For 28 GHz, a cylinder 25 cm high and 40 cm in diameter is quite acceptable for installation on a mast or building. For frequencies around 100 GHz, the dimensions will become even smaller – convenient for compact base stations.
Applications are diverse:
- Urban 6G networks: High user density, need for uniform coverage, cost criticality in mass deployment.
- Industrial Internet of Things (IIoT): Many devices, strict requirements for reliability and latency, limited budgets.
- Joint communication and radar systems: The high angular resolution of DCAA allows not only data transmission but also precise object positioning – relevant for autonomous transport, drones, logistics.
The last point is particularly interesting. In 6G networks, the concept of ISAC – Integrated Sensing and Communication – is being considered. The same infrastructure is used both for data transfer and for radar sensing of the surrounding space. High resolution is critical here.
What next
The development is at the stage of theoretical justification and simulation. The next step is creating a prototype and field testing. Practical nuances will appear here: manufacturing precision of delay lines, the impact of weather conditions, integration with existing network protocols.
There are avenues for improvement. Subarray selection algorithms can be made more intelligent using machine learning to predict user movement. Power optimization can be linked not only to throughput but also to energy efficiency.
An interesting challenge is scaling to very large systems. What if we need not 100 subarrays, but 1000? How to effectively manage the selector matrix? Perhaps a hierarchical architecture with multiple switching levels makes sense.

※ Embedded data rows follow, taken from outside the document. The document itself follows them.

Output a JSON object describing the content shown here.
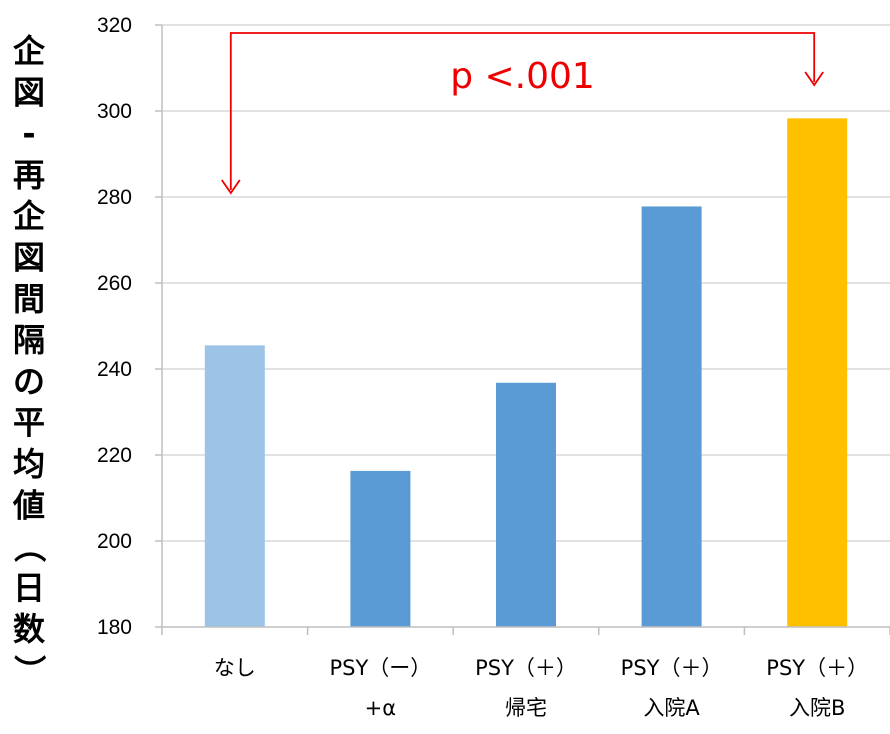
{
  "chart_data": {
    "type": "bar",
    "ylabel": "企図-再企図間隔の平均値（日数）",
    "ylim": [
      180,
      320
    ],
    "yticks": [
      180,
      200,
      220,
      240,
      260,
      280,
      300,
      320
    ],
    "categories": [
      [
        "なし"
      ],
      [
        "PSY（ー）",
        "+α"
      ],
      [
        "PSY（＋）",
        "帰宅"
      ],
      [
        "PSY（＋）",
        "入院A"
      ],
      [
        "PSY（＋）",
        "入院B"
      ]
    ],
    "values": [
      245.5,
      216.3,
      236.8,
      277.8,
      298.3
    ],
    "bar_colors": [
      "#9dc3e6",
      "#5b9bd5",
      "#5b9bd5",
      "#5b9bd5",
      "#ffc000"
    ],
    "grid": true,
    "annotation": {
      "text": "p <.001",
      "from_category": 0,
      "to_category": 4,
      "color": "#ee0000"
    }
  }
}
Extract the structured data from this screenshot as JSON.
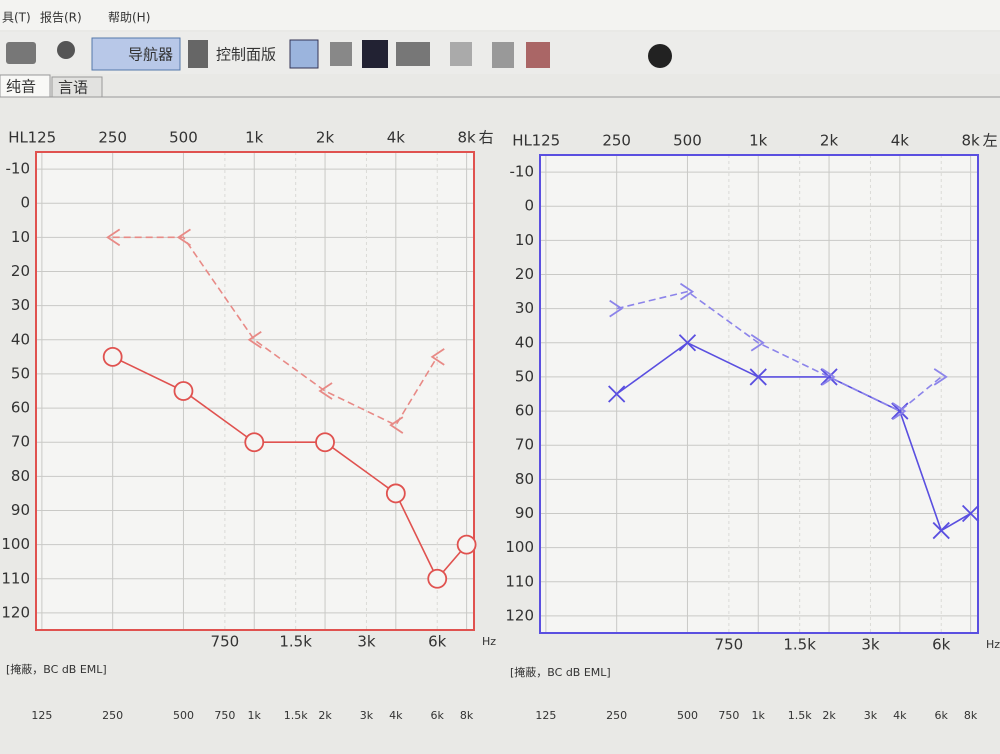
{
  "menu": [
    "具(T)",
    "报告(R)",
    "帮助(H)"
  ],
  "toolbar": [
    "导航器",
    "控制面版"
  ],
  "tabs": [
    "纯音",
    "言语"
  ],
  "chart_data": [
    {
      "type": "line",
      "ear": "右",
      "y_label": "HL",
      "x_unit": "Hz",
      "note": "[掩蔽，BC dB EML]",
      "log_x": true,
      "color": "#e0524f",
      "xlim": [
        118,
        8600
      ],
      "ylim": [
        -15,
        125
      ],
      "yticks": [
        -10,
        0,
        10,
        20,
        30,
        40,
        50,
        60,
        70,
        80,
        90,
        100,
        110,
        120
      ],
      "xticks": [
        {
          "value": 125,
          "label": "125"
        },
        {
          "value": 250,
          "label": "250"
        },
        {
          "value": 500,
          "label": "500"
        },
        {
          "value": 1000,
          "label": "1k"
        },
        {
          "value": 2000,
          "label": "2k"
        },
        {
          "value": 4000,
          "label": "4k"
        },
        {
          "value": 8000,
          "label": "8k"
        }
      ],
      "xticks_bottom": [
        {
          "value": 750,
          "label": "750"
        },
        {
          "value": 1500,
          "label": "1.5k"
        },
        {
          "value": 3000,
          "label": "3k"
        },
        {
          "value": 6000,
          "label": "6k"
        }
      ],
      "series": [
        {
          "marker": "circle",
          "dashed": false,
          "color": "#e0524f",
          "x": [
            250,
            500,
            1000,
            2000,
            4000,
            6000,
            8000
          ],
          "values": [
            45,
            55,
            70,
            70,
            85,
            110,
            100
          ]
        },
        {
          "marker": "lt",
          "dashed": true,
          "color": "#e88a86",
          "x": [
            250,
            500,
            1000,
            2000,
            4000,
            6000
          ],
          "values": [
            10,
            10,
            40,
            55,
            65,
            45
          ]
        }
      ],
      "freq_row": [
        "125",
        "250",
        "500",
        "750",
        "1k",
        "1.5k",
        "2k",
        "3k",
        "4k",
        "6k",
        "8k"
      ]
    },
    {
      "type": "line",
      "ear": "左",
      "y_label": "HL",
      "x_unit": "Hz",
      "note": "[掩蔽，BC dB EML]",
      "log_x": true,
      "color": "#5a4fe0",
      "xlim": [
        118,
        8600
      ],
      "ylim": [
        -15,
        125
      ],
      "yticks": [
        -10,
        0,
        10,
        20,
        30,
        40,
        50,
        60,
        70,
        80,
        90,
        100,
        110,
        120
      ],
      "xticks": [
        {
          "value": 125,
          "label": "125"
        },
        {
          "value": 250,
          "label": "250"
        },
        {
          "value": 500,
          "label": "500"
        },
        {
          "value": 1000,
          "label": "1k"
        },
        {
          "value": 2000,
          "label": "2k"
        },
        {
          "value": 4000,
          "label": "4k"
        },
        {
          "value": 8000,
          "label": "8k"
        }
      ],
      "xticks_bottom": [
        {
          "value": 750,
          "label": "750"
        },
        {
          "value": 1500,
          "label": "1.5k"
        },
        {
          "value": 3000,
          "label": "3k"
        },
        {
          "value": 6000,
          "label": "6k"
        }
      ],
      "series": [
        {
          "marker": "x",
          "dashed": false,
          "color": "#5a4fe0",
          "x": [
            250,
            500,
            1000,
            2000,
            4000,
            6000,
            8000
          ],
          "values": [
            55,
            40,
            50,
            50,
            60,
            95,
            90
          ]
        },
        {
          "marker": "gt",
          "dashed": true,
          "color": "#8c84ea",
          "x": [
            250,
            500,
            1000,
            2000,
            4000,
            6000
          ],
          "values": [
            30,
            25,
            40,
            50,
            60,
            50
          ]
        }
      ],
      "freq_row": [
        "125",
        "250",
        "500",
        "750",
        "1k",
        "1.5k",
        "2k",
        "3k",
        "4k",
        "6k",
        "8k"
      ]
    }
  ]
}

It is also important to consider limitations. DCAA is effective for fixed beam directions defined by geometry. For fast scanning or tracking rapidly moving objects, a hybrid approach might be required, combining DCAA with a small number of phase shifters for adaptive fine-tuning.
Why this matters
Deploying next-generation networks is not just a technical challenge, but an economic one. Telecom operators invest billions in infrastructure, and equipment cost directly affects the speed and scale of new technology adoption.
If 6G equipment costs several times less than expected, it changes the entire economics of the industry. More base stations for the same money means better coverage, higher throughput, and more affordable services for end users.
The cylindrical DCAA is an example of how smart use of physics and geometry allows us to bypass expensive electronics. Instead of steering the phase of every antenna electronically, we use fixed delays built into the structure. Instead of a flat array – a volumetric one. Instead of universality – specialization, but with optimal parameter selection.
This solution is not universal. For some tasks, hybrid beamforming with phase shifters will remain preferable – where maximum flexibility or specific operating modes are needed. But for the mass deployment of 6G base stations in cities and buildings, DCAA looks like a very promising option.
Energy should be reliable like air. And connectivity – accessible, fast, and ubiquitous. Antenna technologies like the cylindrical DCAA bring this ideal closer to reality – not through revolution, but through methodical engineering improvement. When simulation results move to the stage of real systems, we will see how much theory aligns with practice. But if even half of the promised benefits are realized, it will be a serious step forward.